On est bien peu de chose !

En 4 jours, 63 000 vols annulés, près de 7 millions de voyageurs bloqués, errant dans l'un des 313 aéroports transformés en parkings d'avions : dame nature reprendrait-elle ses droits ?

Un rappel à l'ordre sévère pour les compagnies aériennes, principales victimes économiques de l'éruption du volcan islandais Eyjafjöll. Air France-KLM estime les pertes quotidiennes à 35 ME, soit 5 ME de plus que British Airways. Au total, l'association internationale du transport aérien évalue ce manque à gagner global à près de 200 ME chaque jour !

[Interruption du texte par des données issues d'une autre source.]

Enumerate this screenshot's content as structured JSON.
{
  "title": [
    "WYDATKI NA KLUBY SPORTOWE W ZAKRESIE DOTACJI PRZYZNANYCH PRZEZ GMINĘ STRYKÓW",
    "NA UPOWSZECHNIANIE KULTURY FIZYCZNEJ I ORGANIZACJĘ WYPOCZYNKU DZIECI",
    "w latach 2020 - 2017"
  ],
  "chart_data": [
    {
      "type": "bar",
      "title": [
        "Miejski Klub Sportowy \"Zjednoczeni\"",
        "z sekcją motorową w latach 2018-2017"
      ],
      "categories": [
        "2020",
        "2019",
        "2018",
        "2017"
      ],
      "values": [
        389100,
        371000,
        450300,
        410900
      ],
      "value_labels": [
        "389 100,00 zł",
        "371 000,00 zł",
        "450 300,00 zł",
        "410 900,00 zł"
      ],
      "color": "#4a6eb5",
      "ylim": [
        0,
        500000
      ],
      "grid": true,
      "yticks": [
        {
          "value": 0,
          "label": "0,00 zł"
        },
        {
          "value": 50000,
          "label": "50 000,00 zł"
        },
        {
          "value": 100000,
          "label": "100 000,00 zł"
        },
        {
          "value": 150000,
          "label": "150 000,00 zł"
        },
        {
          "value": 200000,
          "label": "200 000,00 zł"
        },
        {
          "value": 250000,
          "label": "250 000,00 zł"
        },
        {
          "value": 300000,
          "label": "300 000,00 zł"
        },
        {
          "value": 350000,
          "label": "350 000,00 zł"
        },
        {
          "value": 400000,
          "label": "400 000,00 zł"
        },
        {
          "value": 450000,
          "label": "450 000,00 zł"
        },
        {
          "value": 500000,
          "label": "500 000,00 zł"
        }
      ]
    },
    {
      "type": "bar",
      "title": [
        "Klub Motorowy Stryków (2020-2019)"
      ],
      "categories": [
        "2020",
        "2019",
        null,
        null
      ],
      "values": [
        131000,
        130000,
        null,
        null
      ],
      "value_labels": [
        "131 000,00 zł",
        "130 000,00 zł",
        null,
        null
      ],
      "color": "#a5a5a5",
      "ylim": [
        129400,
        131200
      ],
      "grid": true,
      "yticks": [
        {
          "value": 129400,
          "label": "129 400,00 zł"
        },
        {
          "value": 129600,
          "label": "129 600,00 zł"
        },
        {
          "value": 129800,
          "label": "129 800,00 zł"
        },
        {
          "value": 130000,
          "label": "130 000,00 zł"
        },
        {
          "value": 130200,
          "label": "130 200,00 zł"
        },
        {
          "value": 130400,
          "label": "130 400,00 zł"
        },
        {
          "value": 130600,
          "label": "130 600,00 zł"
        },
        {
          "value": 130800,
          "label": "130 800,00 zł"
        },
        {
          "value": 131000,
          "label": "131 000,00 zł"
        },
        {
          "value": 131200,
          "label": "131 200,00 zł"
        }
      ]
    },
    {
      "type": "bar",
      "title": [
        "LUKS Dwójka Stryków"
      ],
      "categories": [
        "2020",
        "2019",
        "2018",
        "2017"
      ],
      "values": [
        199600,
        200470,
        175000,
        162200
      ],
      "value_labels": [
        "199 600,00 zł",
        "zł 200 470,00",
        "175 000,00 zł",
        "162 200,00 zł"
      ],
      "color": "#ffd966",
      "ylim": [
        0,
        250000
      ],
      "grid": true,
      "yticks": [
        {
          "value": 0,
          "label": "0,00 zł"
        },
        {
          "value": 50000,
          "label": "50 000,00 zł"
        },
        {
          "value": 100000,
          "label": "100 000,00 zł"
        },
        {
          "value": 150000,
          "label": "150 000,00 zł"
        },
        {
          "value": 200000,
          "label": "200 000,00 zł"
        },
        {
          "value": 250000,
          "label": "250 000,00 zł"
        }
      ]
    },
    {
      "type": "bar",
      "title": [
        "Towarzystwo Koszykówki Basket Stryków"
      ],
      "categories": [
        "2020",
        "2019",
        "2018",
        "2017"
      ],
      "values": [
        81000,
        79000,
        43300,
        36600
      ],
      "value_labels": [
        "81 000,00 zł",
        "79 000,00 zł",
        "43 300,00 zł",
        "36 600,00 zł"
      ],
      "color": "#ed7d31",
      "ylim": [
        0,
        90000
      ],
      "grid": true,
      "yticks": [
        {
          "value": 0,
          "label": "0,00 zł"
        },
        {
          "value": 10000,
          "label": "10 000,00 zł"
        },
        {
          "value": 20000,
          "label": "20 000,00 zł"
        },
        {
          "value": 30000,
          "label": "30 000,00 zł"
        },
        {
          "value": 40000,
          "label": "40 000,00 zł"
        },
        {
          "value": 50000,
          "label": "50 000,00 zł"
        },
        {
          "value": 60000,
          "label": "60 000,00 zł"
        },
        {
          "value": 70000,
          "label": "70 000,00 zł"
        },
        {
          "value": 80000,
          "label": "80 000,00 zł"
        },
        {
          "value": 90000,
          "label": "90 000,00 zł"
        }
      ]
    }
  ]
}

À cela, il convient d'ajouter les estimations des tour-opérateurs, les pertes d'exploitation des entreprises d'import-export utilisant le fret aérien, ainsi que tous les petits tracas financiers des uns et des autres contraints par les circonstances à rater un rendez-vous d'affaires crucial ou... des vacances de rêve. Face à cette situation inédite, le premier réflexe est le recours à son assureur. C'est lui, bien sûr, qui remboursera ou indemnisera qui son billet d'avion, qui ses pertes d'exploitation. Que nenni ! Ce cas de force majeur dédouane les assureurs de leurs obligations. Reste les assisteurs, souvent derniers recours des voyageurs en perdition, qui usent de patience et d'astuces pour faire face à un véritable stress. Sur le pont, ils assurent !

Tout cela ne serait rien si l'épisode touchait à sa fin. Mais il n'en est rien. Ce chapelet de volcans n'a pas dit son dernier mot et laisse planer une incertitude incompatible avec nos plannings, reportings et autres organisations pragmatiques. Interrogés sans cesse sur toutes les chaînes de télévision et dans tous les journaux, scientifiques et historiens rappellent que le temps de la Terre n'est pas celui de nos Blackberry. Ils rapportent qu'une telle éruption peut durer des jours, des semaines, des mois, voire des années. Ils racontent que les dérèglements climatiques consécutifs au réveil d'un volcan islandais voisin, en 1783, ne sont pas étrangers aux jacqueries et autres révoltes présidant à la Révolution française.

Bref, ils donnent à cet événement une lecture différente, provoquant des sueurs froides chez nos dirigeants, sur lesquels repose la responsabilité de fermer l'espace aérien. Impossible d'ouvrir le parapluie sous cette avalanche de cendres volcaniques qui nous rappelle instamment que l'on est bien peu de chose !


LE RÉVEIL D'UN VOLCAN NOUS RAPPELLE QUE LE TEMPS DE LA TERRE N'EST PAS CELUI DE NOS BLACKBERRY, ET QU'ON NE PEUT PAS OUVRIR LE PARAPLUIE SOUS UNE AVALANCHE DE CENDRES.